Now Roberts emerged to bring in Vesia with a 1–0 count.
“He was ready,” Roberts said of Vesia. “I just wanted to buy a little bit more time. And that was the thought. I’m not going to put a pitcher in there who doesn’t say that ‘I’m ready to go.’ He was ready, I was just hoping it was going to be 0–0 just to make sure we felt good about it.”
Vesia threw his best pitch, his fastball, two times: one a called strike, another a foul ball. With two strikes and two outs, Soto took off—slowly—for second base, knowing the Dodgers’ infielders were not going to cover second base and open a hole for Cronenworth. The pitch, another fastball, was a ball. Soto sashayed into second. Now two runners were in scoring position.
With a 2-and-2 count, Vesia decided to throw a slider. It was a bad one. Cronenworth laced it into center field. His two-out, two-strike, two-run single in an at bat against two pitchers will become the stuff of Padres legend years from now. It was the dagger that, to borrow from Padres principal owner Peter Seidler, slayed “the dragon up the freeway.”
Give the Padres a world of credit. Like the Phillies, their NLCS opponent, the Padres are an energized, supremely confident collection of young veterans and workhorse starters. San Diego manager Bob Melvin managed a brilliant series. He let Yu Darvish, Blake Snell and Joe Musgrove pitch a third time to the mighty top of the Los Angeles lineup—Mookie Betts, Trea Turner and Freddie Freeman—and won each of those games by not cranking the bullpen carousel early. He did not use a script.
The Padres flashed the “Rally Goose” on the stadium videoboard. When a drone hovered over field, Cronenworth grabbed a baseball and was ready to pelt it before it buzzed away. The rain caused only the second use of the tarp at Petco Park all year, and came down again hard after the winning rally, as if blessing the proceedings.
All of it strange, but not as much as the Padres exposing the Dodgers’ every flaw, not just the bullpen. Muncy and Justin Turner had trouble squaring up hittable fastballs, leaving the Los Angeles lineup looking top-heavy. Turner has a $16 million option for next season that probably doesn’t get exercised.
Cody Bellinger looked so bad that Roberts benched him against Musgrove, leaving Bellinger upset and probably staring at being non-tendered. Turner looked skittish at shortstop and is likely gone as a free agent. Trayce Thompson was lightning in a bottle for a while, but a postseason diet of breaking balls neutralized him. Chris Taylor, because of two weeks of rust from a neck injury, was useless.
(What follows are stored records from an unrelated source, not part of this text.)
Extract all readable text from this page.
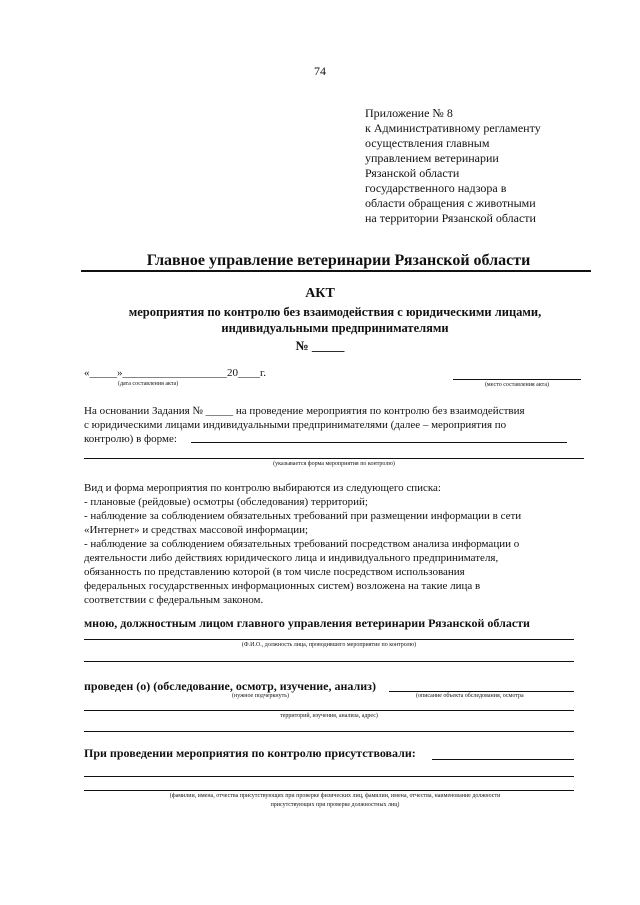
74
Приложение № 8
к Административному регламенту
осуществления главным
управлением ветеринарии
Рязанской области
государственного надзора в
области обращения с животными
на территории Рязанской области
Главное управление ветеринарии Рязанской области
АКТ
мероприятия по контролю без взаимодействия с юридическими лицами,
индивидуальными предпринимателями
№ _____
«_____»___________________20____г.
(дата составления акта)	(место составления акта)
На основании Задания № _____ на проведение мероприятия по контролю без взаимодействия
с юридическими лицами индивидуальными предпринимателями (далее – мероприятия по
контролю) в форме:
(указывается форма мероприятия по контролю)
Вид и форма мероприятия по контролю выбираются из следующего списка:
- плановые (рейдовые) осмотры (обследования) территорий;
- наблюдение за соблюдением обязательных требований при размещении информации в сети
«Интернет» и средствах массовой информации;
- наблюдение за соблюдением обязательных требований посредством анализа информации о
деятельности либо действиях юридического лица и индивидуального предпринимателя,
обязанность по представлению которой (в том числе посредством использования
федеральных государственных информационных систем) возложена на такие лица в
соответствии с федеральным законом.
мною, должностным лицом главного управления ветеринарии Рязанской области
(Ф.И.О., должность лица, проводившего мероприятие по контролю)
проведен (о) (обследование, осмотр, изучение, анализ)
(нужное подчеркнуть)	(описание объекта обследования, осмотра
территорий, изучения, анализа, адрес)
При проведении мероприятия по контролю присутствовали:
(фамилии, имена, отчества присутствующих при проверке физических лиц, фамилии, имена, отчества, наименование должности
присутствующих при проверке должностных лиц)
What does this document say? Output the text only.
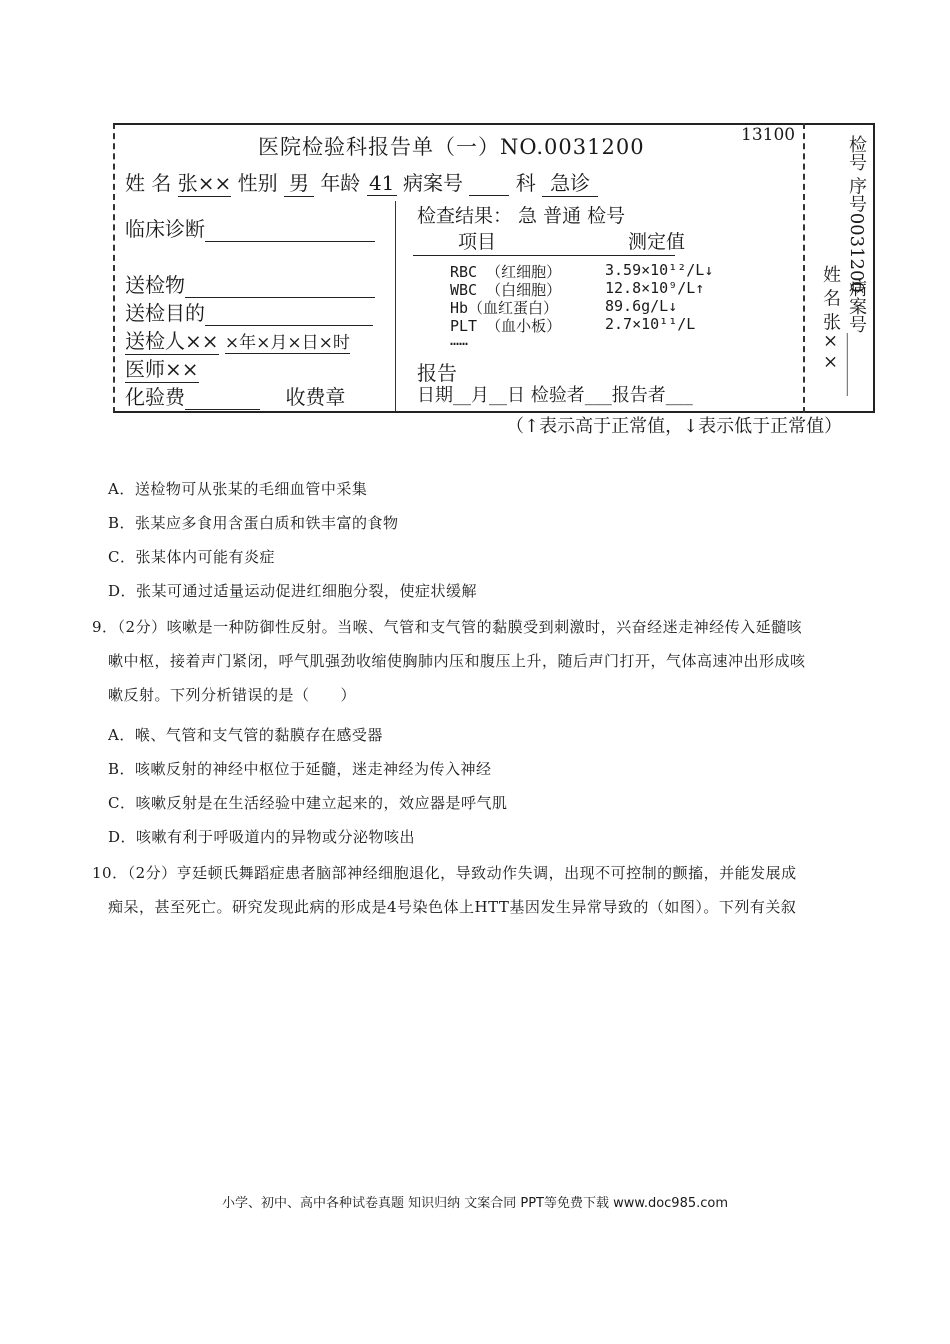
医院检验科报告单（一）NO.0031200	13100
姓 名 张×× 性别 男 年龄 41 病案号	科 急诊
临床诊断
送检物
送检目的
送检人×× ×年×月×日×时
医师××
化验费	收费章
检查结果： 急 普通 检号
项目	测定值
RBC （红细胞）	3.59×10¹²/L↓
WBC （白细胞）	12.8×10⁹/L↑
Hb（血红蛋白）	89.6g/L↓
PLT （血小板）	2.7×10¹¹/L
……
报告
日期__月__日 检验者___报告者___
检号 序号0031200
姓 名 张×× 病案号_______
（↑表示高于正常值，↓表示低于正常值）
A．送检物可从张某的毛细血管中采集
B．张某应多食用含蛋白质和铁丰富的食物
C．张某体内可能有炎症
D．张某可通过适量运动促进红细胞分裂，使症状缓解
9．（2分）咳嗽是一种防御性反射。当喉、气管和支气管的黏膜受到刺激时，兴奋经迷走神经传入延髓咳
嗽中枢，接着声门紧闭，呼气肌强劲收缩使胸肺内压和腹压上升，随后声门打开，气体高速冲出形成咳
嗽反射。下列分析错误的是（　　）
A．喉、气管和支气管的黏膜存在感受器
B．咳嗽反射的神经中枢位于延髓，迷走神经为传入神经
C．咳嗽反射是在生活经验中建立起来的，效应器是呼气肌
D．咳嗽有利于呼吸道内的异物或分泌物咳出
10．（2分）亨廷顿氏舞蹈症患者脑部神经细胞退化，导致动作失调，出现不可控制的颤搐，并能发展成
痴呆，甚至死亡。研究发现此病的形成是4号染色体上HTT基因发生异常导致的（如图）。下列有关叙
小学、初中、高中各种试卷真题 知识归纳 文案合同 PPT等免费下载 www.doc985.com
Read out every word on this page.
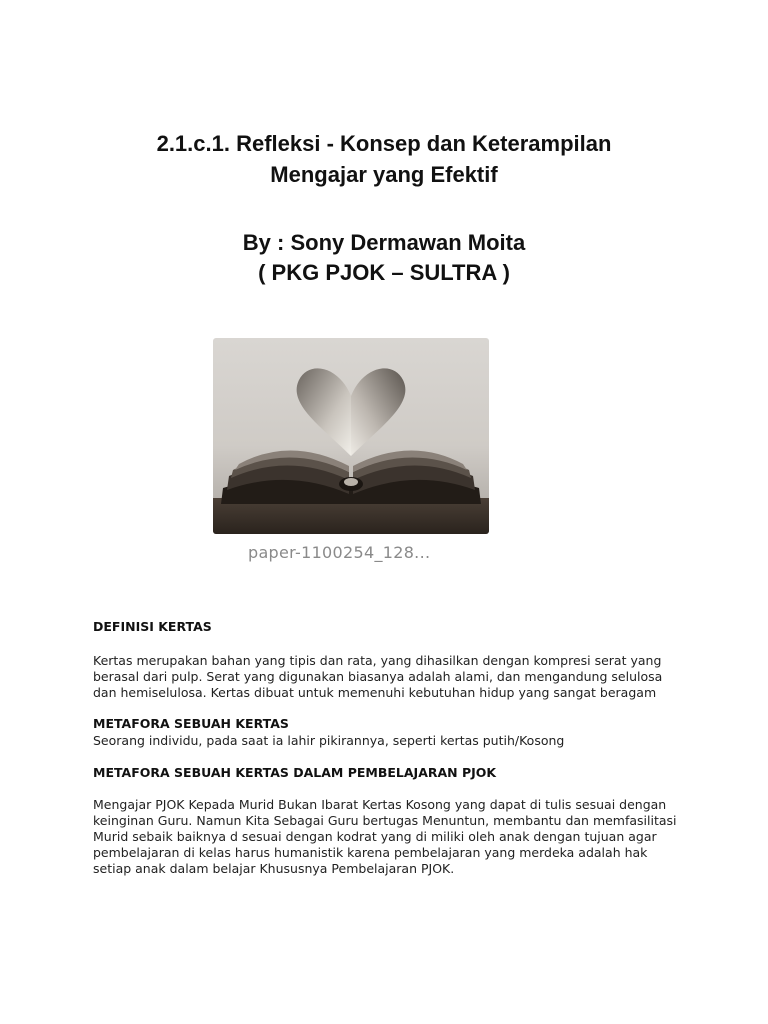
2.1.c.1. Refleksi - Konsep dan Keterampilan
Mengajar yang Efektif
By : Sony Dermawan Moita
( PKG PJOK – SULTRA )
paper-1100254_128...
DEFINISI KERTAS
Kertas merupakan bahan yang tipis dan rata, yang dihasilkan dengan kompresi serat yang
berasal dari pulp. Serat yang digunakan biasanya adalah alami, dan mengandung selulosa
dan hemiselulosa. Kertas dibuat untuk memenuhi kebutuhan hidup yang sangat beragam
METAFORA SEBUAH KERTAS
Seorang individu, pada saat ia lahir pikirannya, seperti kertas putih/Kosong
METAFORA SEBUAH KERTAS DALAM PEMBELAJARAN PJOK
Mengajar PJOK Kepada Murid Bukan Ibarat Kertas Kosong yang dapat di tulis sesuai dengan
keinginan Guru. Namun Kita Sebagai Guru bertugas Menuntun, membantu dan memfasilitasi
Murid sebaik baiknya d sesuai dengan kodrat yang di miliki oleh anak dengan tujuan agar
pembelajaran di kelas harus humanistik karena pembelajaran yang merdeka adalah hak
setiap anak dalam belajar Khususnya Pembelajaran PJOK.
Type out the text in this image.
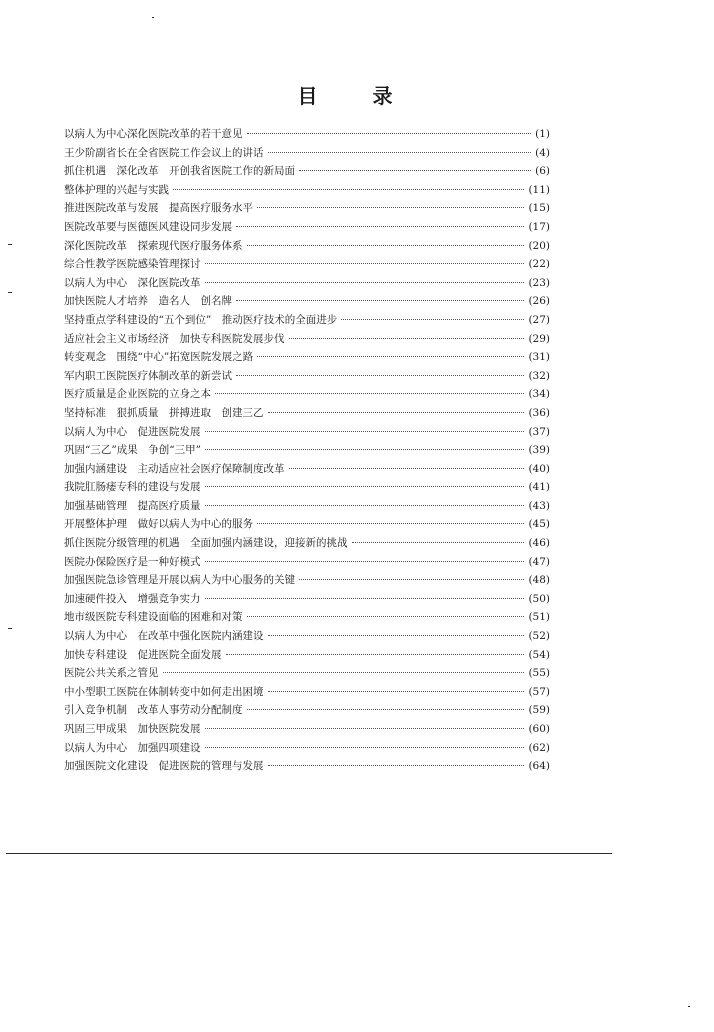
目 录
以病人为中心深化医院改革的若干意见	(1)
王少阶副省长在全省医院工作会议上的讲话	(4)
抓住机遇　深化改革　开创我省医院工作的新局面	(6)
整体护理的兴起与实践	(11)
推进医院改革与发展　提高医疗服务水平	(15)
医院改革要与医德医风建设同步发展	(17)
深化医院改革　探索现代医疗服务体系	(20)
综合性教学医院感染管理探讨	(22)
以病人为中心　深化医院改革	(23)
加快医院人才培养　造名人　创名牌	(26)
坚持重点学科建设的“五个到位”　推动医疗技术的全面进步	(27)
适应社会主义市场经济　加快专科医院发展步伐	(29)
转变观念　围绕“中心”拓宽医院发展之路	(31)
军内职工医院医疗体制改革的新尝试	(32)
医疗质量是企业医院的立身之本	(34)
坚持标准　狠抓质量　拼搏进取　创建三乙	(36)
以病人为中心　促进医院发展	(37)
巩固“三乙”成果　争创“三甲”	(39)
加强内涵建设　主动适应社会医疗保障制度改革	(40)
我院肛肠痿专科的建设与发展	(41)
加强基础管理　提高医疗质量	(43)
开展整体护理　做好以病人为中心的服务	(45)
抓住医院分级管理的机遇　全面加强内涵建设，迎接新的挑战	(46)
医院办保险医疗是一种好模式	(47)
加强医院急诊管理是开展以病人为中心服务的关键	(48)
加速硬件投入　增强竞争实力	(50)
地市级医院专科建设面临的困难和对策	(51)
以病人为中心　在改革中强化医院内涵建设	(52)
加快专科建设　促进医院全面发展	(54)
医院公共关系之管见	(55)
中小型职工医院在体制转变中如何走出困境	(57)
引入竞争机制　改革人事劳动分配制度	(59)
巩固三甲成果　加快医院发展	(60)
以病人为中心　加强四项建设	(62)
加强医院文化建设　促进医院的管理与发展	(64)
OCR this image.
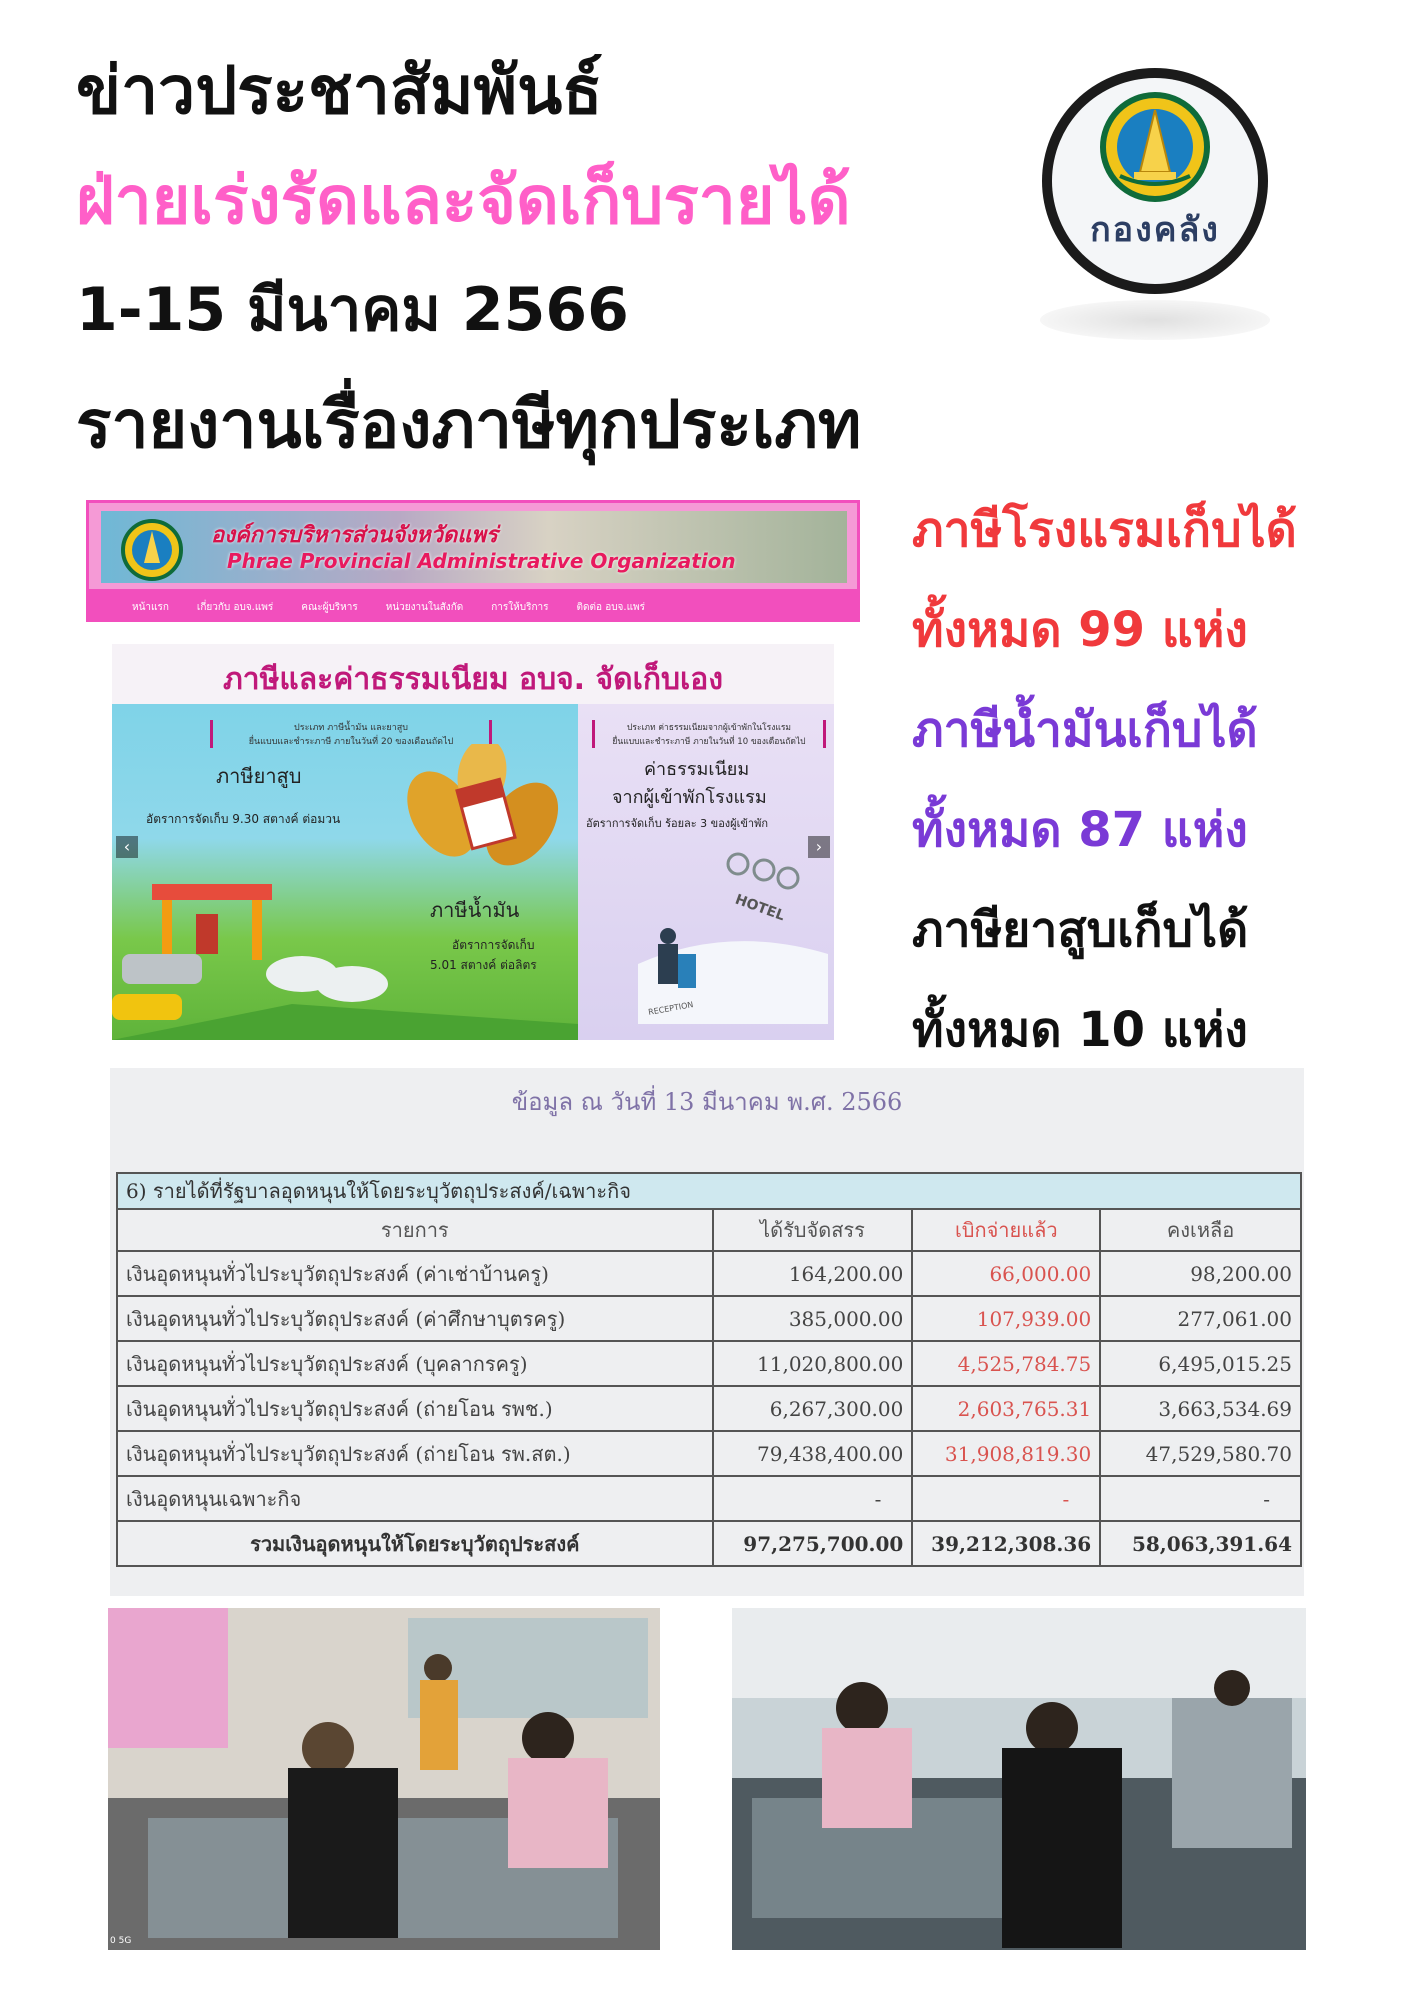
ข่าวประชาสัมพันธ์
ฝ่ายเร่งรัดและจัดเก็บรายได้
1-15 มีนาคม 2566
รายงานเรื่องภาษีทุกประเภท
กองคลัง
องค์การบริหารส่วนจังหวัดแพร่
Phrae Provincial Administrative Organization
หน้าแรก	เกี่ยวกับ อบจ.แพร่	คณะผู้บริหาร	หน่วยงานในสังกัด	การให้บริการ	ติดต่อ อบจ.แพร่
ภาษีและค่าธรรมเนียม อบจ. จัดเก็บเอง
ประเภท ภาษีน้ำมัน และยาสูบ
ยื่นแบบและชำระภาษี ภายในวันที่ 20 ของเดือนถัดไป
ภาษียาสูบ
อัตราการจัดเก็บ 9.30 สตางค์ ต่อมวน
ภาษีน้ำมัน
อัตราการจัดเก็บ
5.01 สตางค์ ต่อลิตร
ประเภท ค่าธรรมเนียมจากผู้เข้าพักในโรงแรม
ยื่นแบบและชำระภาษี ภายในวันที่ 10 ของเดือนถัดไป
ค่าธรรมเนียม
จากผู้เข้าพักโรงแรม
อัตราการจัดเก็บ ร้อยละ 3 ของผู้เข้าพัก
HOTEL
RECEPTION
‹	›
ภาษีโรงแรมเก็บได้
ทั้งหมด 99 แห่ง
ภาษีน้ำมันเก็บได้
ทั้งหมด 87 แห่ง
ภาษียาสูบเก็บได้
ทั้งหมด 10 แห่ง
ข้อมูล ณ วันที่ 13 มีนาคม พ.ศ. 2566
6) รายได้ที่รัฐบาลอุดหนุนให้โดยระบุวัตถุประสงค์/เฉพาะกิจ			
รายการ	ได้รับจัดสรร	เบิกจ่ายแล้ว	คงเหลือ
เงินอุดหนุนทั่วไประบุวัตถุประสงค์ (ค่าเช่าบ้านครู)	164,200.00	66,000.00	98,200.00
เงินอุดหนุนทั่วไประบุวัตถุประสงค์ (ค่าศึกษาบุตรครู)	385,000.00	107,939.00	277,061.00
เงินอุดหนุนทั่วไประบุวัตถุประสงค์ (บุคลากรครู)	11,020,800.00	4,525,784.75	6,495,015.25
เงินอุดหนุนทั่วไประบุวัตถุประสงค์ (ถ่ายโอน รพช.)	6,267,300.00	2,603,765.31	3,663,534.69
เงินอุดหนุนทั่วไประบุวัตถุประสงค์ (ถ่ายโอน รพ.สต.)	79,438,400.00	31,908,819.30	47,529,580.70
เงินอุดหนุนเฉพาะกิจ	-	-	-
รวมเงินอุดหนุนให้โดยระบุวัตถุประสงค์	97,275,700.00	39,212,308.36	58,063,391.64
0 5G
The bottom of the San Diego lineup vastly outplayed the bottom of the Los Angeles lineup.
The Dodgers’ biggest problem when it came to flushing 111 wins is that they had no closer and still hurried starting pitchers out of games. Without Craig Kimbrel (ineffective), Daniel Hudson (hurt) and Blake Treinen (he pitched once and showed he still wasn’t right after an arm injury), Los Angeles was short of playoff-caliber experienced arms, especially to get out lefties like Soto, Cronenworth and Grisham. Brusdar Graterol fell out of favor because he doesn’t get enough strikeouts for the analysts’ tastes.
Before the game, one of the Los Angeles front office executives expressed concern that the team perhaps appeared flat due to a month of playing games that lacked intensity with so little on the line. The Dodgers had the division locked up months ago. There was some truth there—the quality of the Padres’ at bats was vastly superior—but the real concern for the Dodgers was going to the bullpen too soon too often.
“Things could have gone either way today to impact the result of the game,” Roberts said. “It didn't. We got beat in a series.”
He later added when addressing the disappointment of flushing 111 wins: “But you’ve got to give the Padres credit. They outplayed us this series.”
Strange as it seems based on the massive gap in regular-season records, the better team won.